New Chatbot Toy Moratorium Bill Raises Questions on Chatbot Regulations

In response to multiple lawsuits against AI companies over their platforms potentially encouraging suicide and other criminal behaviors, including homicide, California Senator Steve Padilla has introduced SB867. This bill would prohibit, in California until January 1, 2031, the sale, exchange, or possession with intent to sell or exchange to a retailer of any toy that includes a companion chatbot.

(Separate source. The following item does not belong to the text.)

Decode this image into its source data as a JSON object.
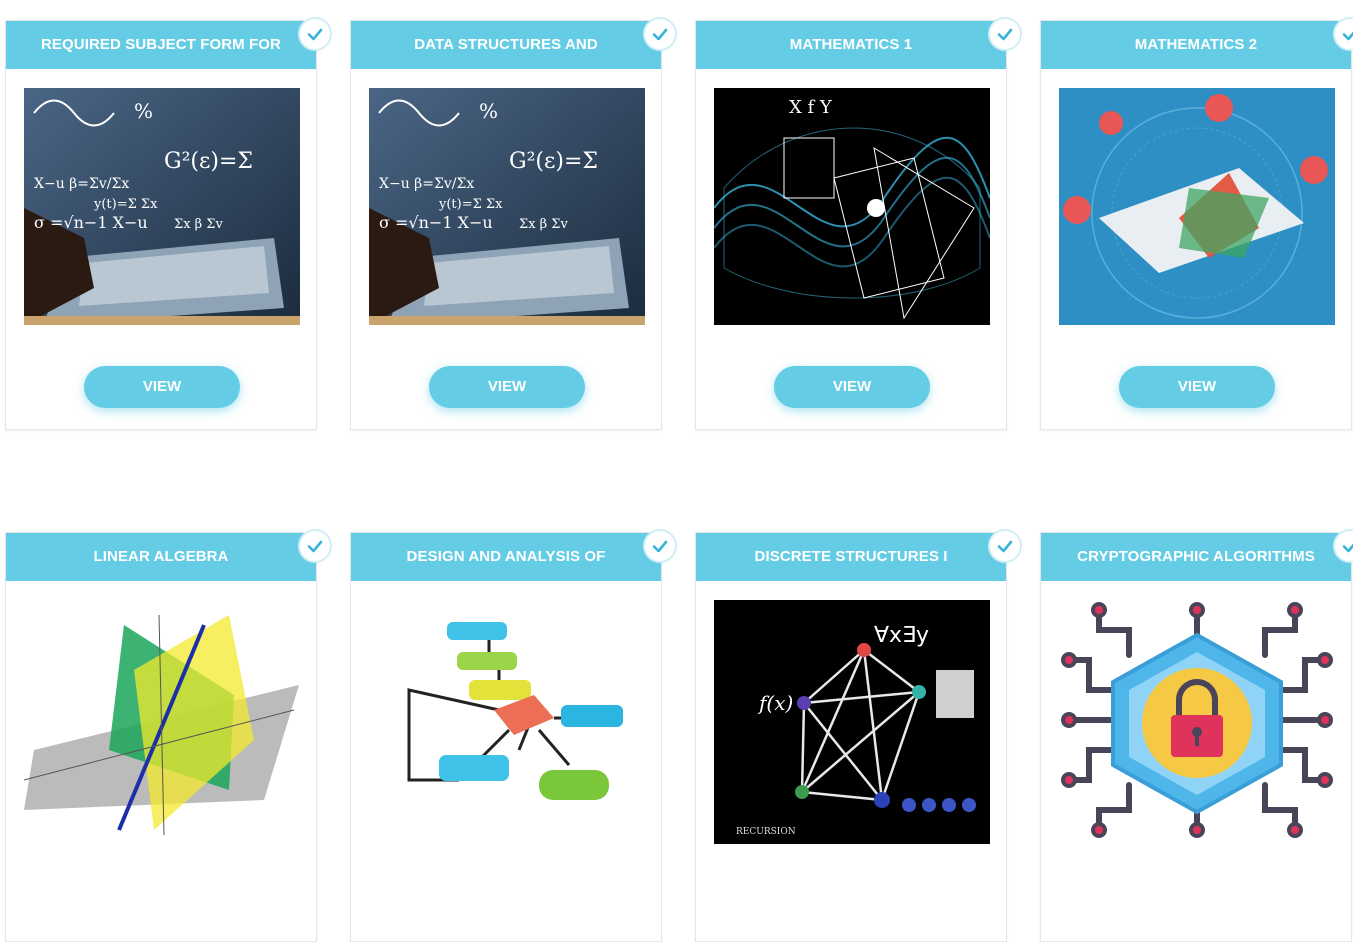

A “toy” is defined as a product designed or intended by the manufacturer for use in play by children 12 years of age or younger. This raises the question: is a moratorium on a product or service capable of misuse an effective regulatory strategy?

Existing Regulations in California and New York

California and New York already have laws that regulate companion bots:

California’s SB 243, which took effect on January 1, 2026, requires:

  • Clearly notifying individuals that they are interacting with a bot, not a human.
  • Allowing a companion chatbot to engage with users only if it maintains a protocol to prevent production of suicidal ideation, suicide, or self-harm content, including providing a notification to users referring them to a crisis service provider.

For minors, it also requires:

  • Reminding the user every three hours to take a break and that the companion is not human.
  • Instituting reasonable measures to prevent the companion chatbot from producing visual material of sexually explicit conduct or directly encouraging such conduct.

Starting in 2027, it will also impose an annual reporting requirement to California’s Office of Suicide Prevention (OSP).

New York’s AI Companion Law (N.Y. Gen. Business Law § 1700, et seq.) has similar requirements, including making reasonable efforts to detect and address suicidal ideation or expressions of self-harm from users to the AI companion, and reminding the user to take breaks every three hours (not limited to minors).

The New York law is enforceable by the Attorney General, while the California law permits a private right of action.